Step 1: Determine What Type of Wholesale Distributor You Wish to Become
Since qualifying for a career in wholesale distribution is largely dependent on the type of wholesale distributor you would like to be, taking the time to understand the differences in career requirements and preparation methods is important. Looking up job ads online can give you a sense of what the local demand for wholesale distributors is, and how the job and preparation requirements can vary from position to position. For example, an independent route wholesale distributor may have few educational or technical requirements, but the role might require you to handle the process of distribution yourself, thereby requiring you to have your own transportation.
Other positions might be more sales-focused. If you work with a larger company that has a dedicated delivery crew, for example, your time might be spent contacting suppliers and retailers, making sales, and scheduling deliveries.
If you're interested in being a self-employed wholesale distributor, you will need to generate your own leads, establish relationships with suppliers and retailers, and handle the pickup and delivery on your own. You will also need to have your own transportation and equipment for handling the products.

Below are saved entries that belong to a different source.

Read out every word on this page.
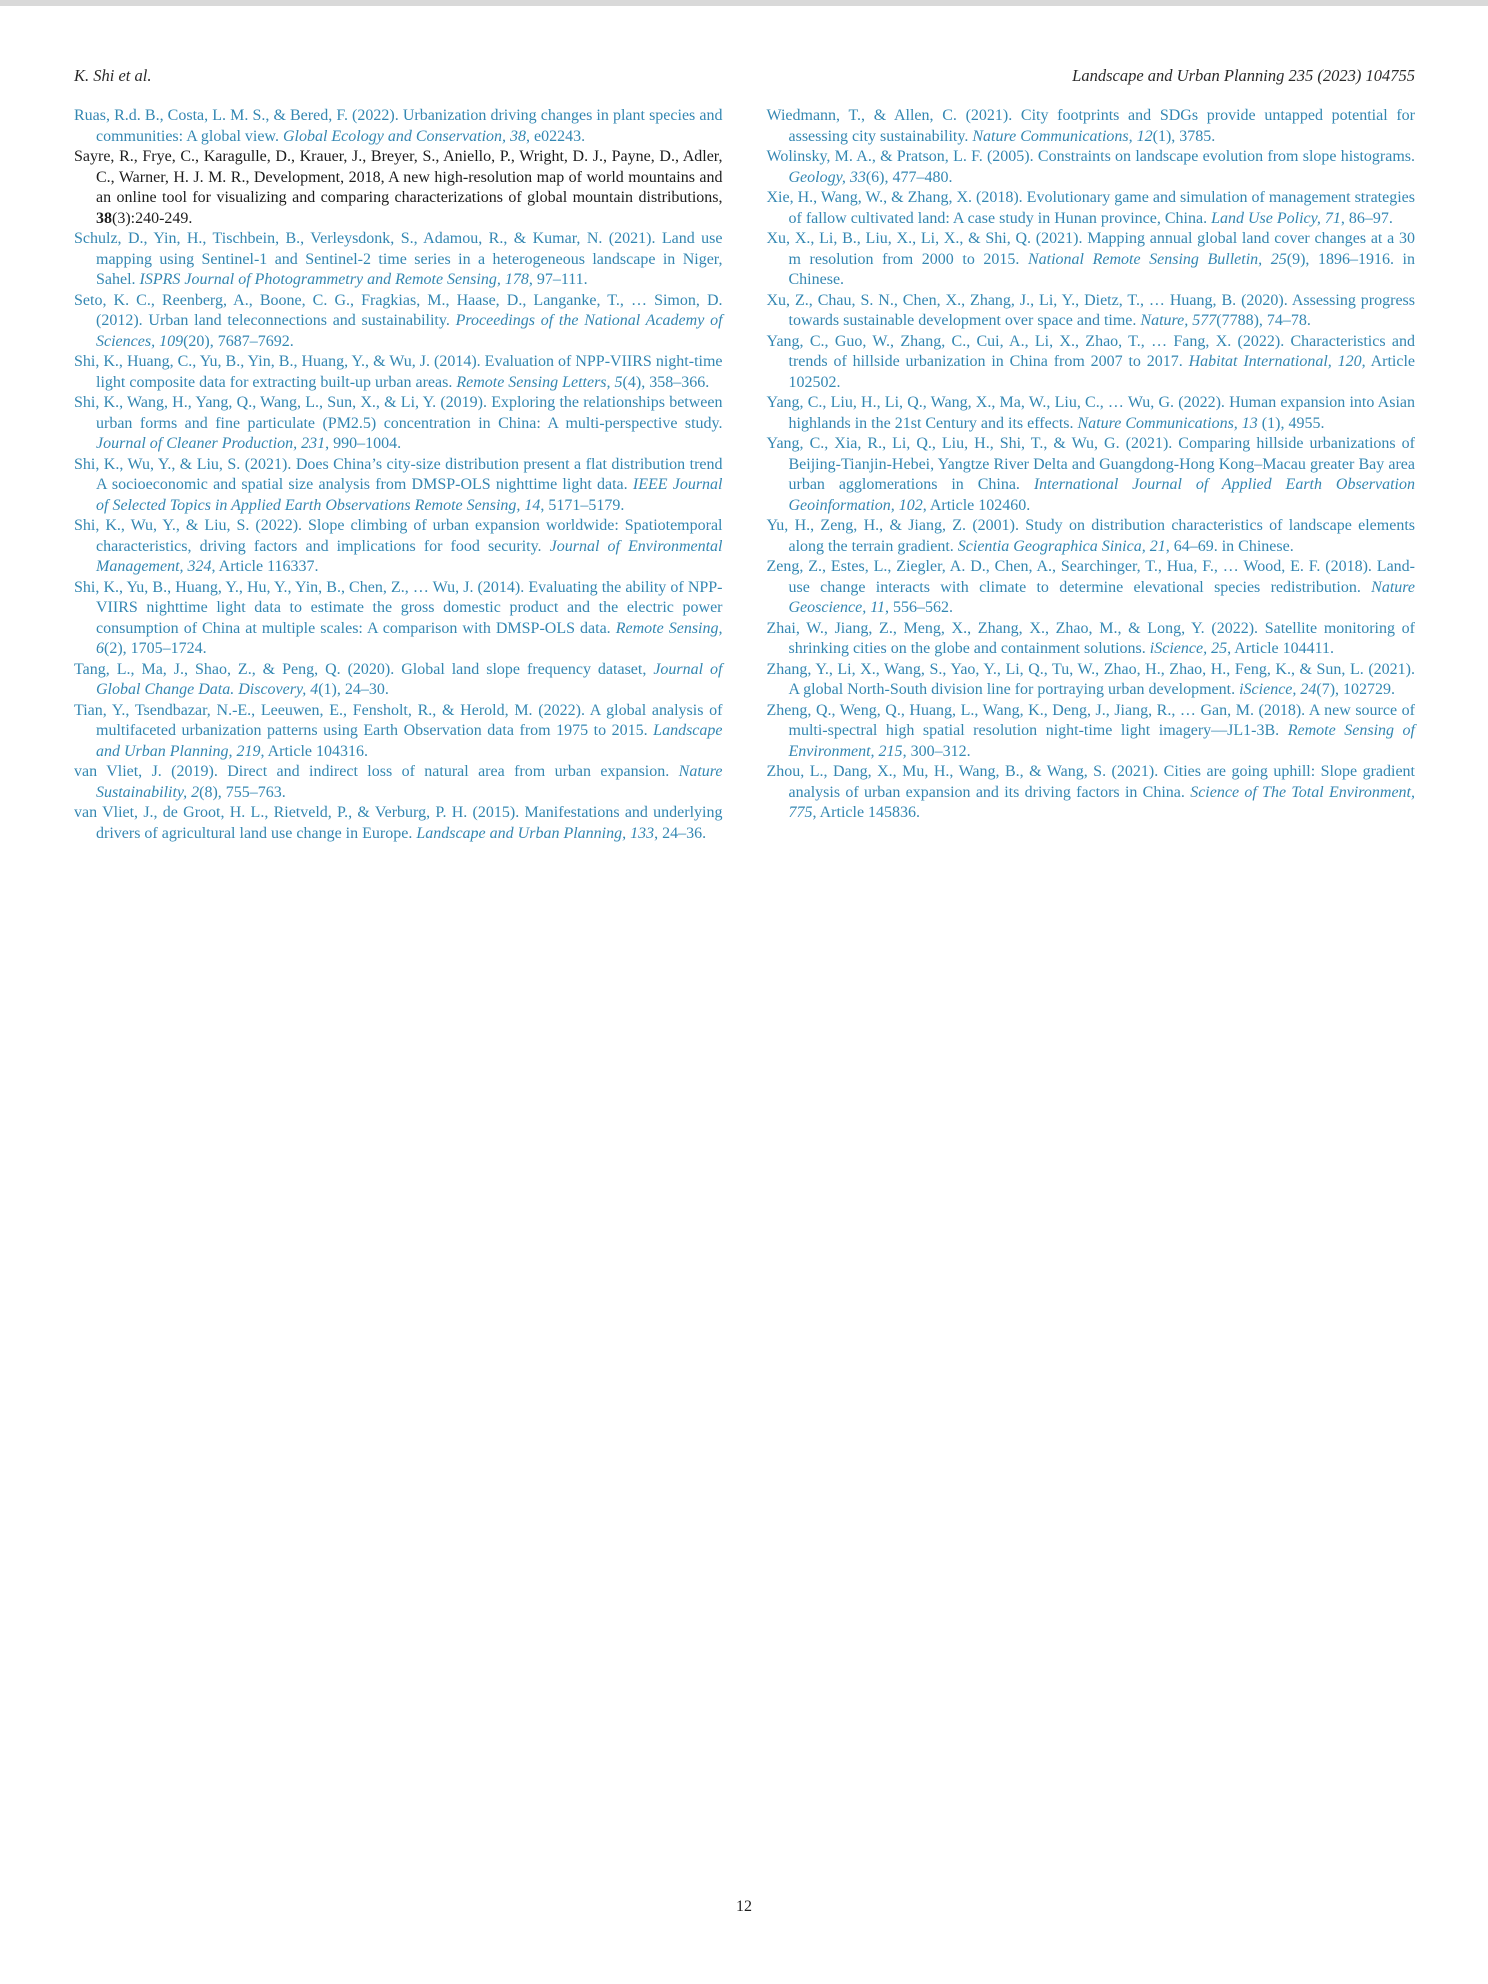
K. Shi et al.	Landscape and Urban Planning 235 (2023) 104755

Ruas, R.d. B., Costa, L. M. S., & Bered, F. (2022). Urbanization driving changes in plant species and communities: A global view. Global Ecology and Conservation, 38, e02243.

Sayre, R., Frye, C., Karagulle, D., Krauer, J., Breyer, S., Aniello, P., Wright, D. J., Payne, D., Adler, C., Warner, H. J. M. R., Development, 2018, A new high-resolution map of world mountains and an online tool for visualizing and comparing characterizations of global mountain distributions, 38(3):240-249.

Schulz, D., Yin, H., Tischbein, B., Verleysdonk, S., Adamou, R., & Kumar, N. (2021). Land use mapping using Sentinel-1 and Sentinel-2 time series in a heterogeneous landscape in Niger, Sahel. ISPRS Journal of Photogrammetry and Remote Sensing, 178, 97–111.

Seto, K. C., Reenberg, A., Boone, C. G., Fragkias, M., Haase, D., Langanke, T., … Simon, D. (2012). Urban land teleconnections and sustainability. Proceedings of the National Academy of Sciences, 109(20), 7687–7692.

Shi, K., Huang, C., Yu, B., Yin, B., Huang, Y., & Wu, J. (2014). Evaluation of NPP-VIIRS night-time light composite data for extracting built-up urban areas. Remote Sensing Letters, 5(4), 358–366.

Shi, K., Wang, H., Yang, Q., Wang, L., Sun, X., & Li, Y. (2019). Exploring the relationships between urban forms and fine particulate (PM2.5) concentration in China: A multi-perspective study. Journal of Cleaner Production, 231, 990–1004.

Shi, K., Wu, Y., & Liu, S. (2021). Does China’s city-size distribution present a flat distribution trend A socioeconomic and spatial size analysis from DMSP-OLS nighttime light data. IEEE Journal of Selected Topics in Applied Earth Observations Remote Sensing, 14, 5171–5179.

Shi, K., Wu, Y., & Liu, S. (2022). Slope climbing of urban expansion worldwide: Spatiotemporal characteristics, driving factors and implications for food security. Journal of Environmental Management, 324, Article 116337.

Shi, K., Yu, B., Huang, Y., Hu, Y., Yin, B., Chen, Z., … Wu, J. (2014). Evaluating the ability of NPP-VIIRS nighttime light data to estimate the gross domestic product and the electric power consumption of China at multiple scales: A comparison with DMSP-OLS data. Remote Sensing, 6(2), 1705–1724.

Tang, L., Ma, J., Shao, Z., & Peng, Q. (2020). Global land slope frequency dataset, Journal of Global Change Data. Discovery, 4(1), 24–30.

Tian, Y., Tsendbazar, N.-E., Leeuwen, E., Fensholt, R., & Herold, M. (2022). A global analysis of multifaceted urbanization patterns using Earth Observation data from 1975 to 2015. Landscape and Urban Planning, 219, Article 104316.

van Vliet, J. (2019). Direct and indirect loss of natural area from urban expansion. Nature Sustainability, 2(8), 755–763.

van Vliet, J., de Groot, H. L., Rietveld, P., & Verburg, P. H. (2015). Manifestations and underlying drivers of agricultural land use change in Europe. Landscape and Urban Planning, 133, 24–36.

Wiedmann, T., & Allen, C. (2021). City footprints and SDGs provide untapped potential for assessing city sustainability. Nature Communications, 12(1), 3785.

Wolinsky, M. A., & Pratson, L. F. (2005). Constraints on landscape evolution from slope histograms. Geology, 33(6), 477–480.

Xie, H., Wang, W., & Zhang, X. (2018). Evolutionary game and simulation of management strategies of fallow cultivated land: A case study in Hunan province, China. Land Use Policy, 71, 86–97.

Xu, X., Li, B., Liu, X., Li, X., & Shi, Q. (2021). Mapping annual global land cover changes at a 30 m resolution from 2000 to 2015. National Remote Sensing Bulletin, 25(9), 1896–1916. in Chinese.

Xu, Z., Chau, S. N., Chen, X., Zhang, J., Li, Y., Dietz, T., … Huang, B. (2020). Assessing progress towards sustainable development over space and time. Nature, 577(7788), 74–78.

Yang, C., Guo, W., Zhang, C., Cui, A., Li, X., Zhao, T., … Fang, X. (2022). Characteristics and trends of hillside urbanization in China from 2007 to 2017. Habitat International, 120, Article 102502.

Yang, C., Liu, H., Li, Q., Wang, X., Ma, W., Liu, C., … Wu, G. (2022). Human expansion into Asian highlands in the 21st Century and its effects. Nature Communications, 13 (1), 4955.

Yang, C., Xia, R., Li, Q., Liu, H., Shi, T., & Wu, G. (2021). Comparing hillside urbanizations of Beijing-Tianjin-Hebei, Yangtze River Delta and Guangdong-Hong Kong–Macau greater Bay area urban agglomerations in China. International Journal of Applied Earth Observation Geoinformation, 102, Article 102460.

Yu, H., Zeng, H., & Jiang, Z. (2001). Study on distribution characteristics of landscape elements along the terrain gradient. Scientia Geographica Sinica, 21, 64–69. in Chinese.

Zeng, Z., Estes, L., Ziegler, A. D., Chen, A., Searchinger, T., Hua, F., … Wood, E. F. (2018). Land-use change interacts with climate to determine elevational species redistribution. Nature Geoscience, 11, 556–562.

Zhai, W., Jiang, Z., Meng, X., Zhang, X., Zhao, M., & Long, Y. (2022). Satellite monitoring of shrinking cities on the globe and containment solutions. iScience, 25, Article 104411.

Zhang, Y., Li, X., Wang, S., Yao, Y., Li, Q., Tu, W., Zhao, H., Zhao, H., Feng, K., & Sun, L. (2021). A global North-South division line for portraying urban development. iScience, 24(7), 102729.

Zheng, Q., Weng, Q., Huang, L., Wang, K., Deng, J., Jiang, R., … Gan, M. (2018). A new source of multi-spectral high spatial resolution night-time light imagery—JL1-3B. Remote Sensing of Environment, 215, 300–312.

Zhou, L., Dang, X., Mu, H., Wang, B., & Wang, S. (2021). Cities are going uphill: Slope gradient analysis of urban expansion and its driving factors in China. Science of The Total Environment, 775, Article 145836.

12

Step 2: Consider a Postsecondary Education
Post-secondary education can be a helpful step for anyone considering a career in wholesale distribution. Those looking to land a position that involves medical equipment, medicine, or medical diagnostics devices might need to have some sort of educational background in health sciences. If you know you want to work as a wholesale distributor in this specific industry, then earning a health sciences degree online can help to qualify you for such a position.
Even if you don't need industry-specific education to qualify for a given wholesale distributor position, a degree in business can help you understand the dynamics of sales. And, for those looking to start their own wholesale distribution business, a business or marketing degree can offer insight into business as a whole.
Step 3: Complete an Internship or Training
Gaining hands-on, career-specific training and experience can be required before you begin working as a wholesale distributor. There are internships that will offer you training in sales, marketing, management, and other concept areas required to work in wholesale distribution. Internships such as these can be a valuable option for students looking to gain this sort of practical experience and training before entering the job market.
Wholesale companies also tend to have on-the-job training for new hires. These training programs can last up to a year, and will similarly give you the sort of hands-on and industry-specific technical training you will need to begin working in wholesale.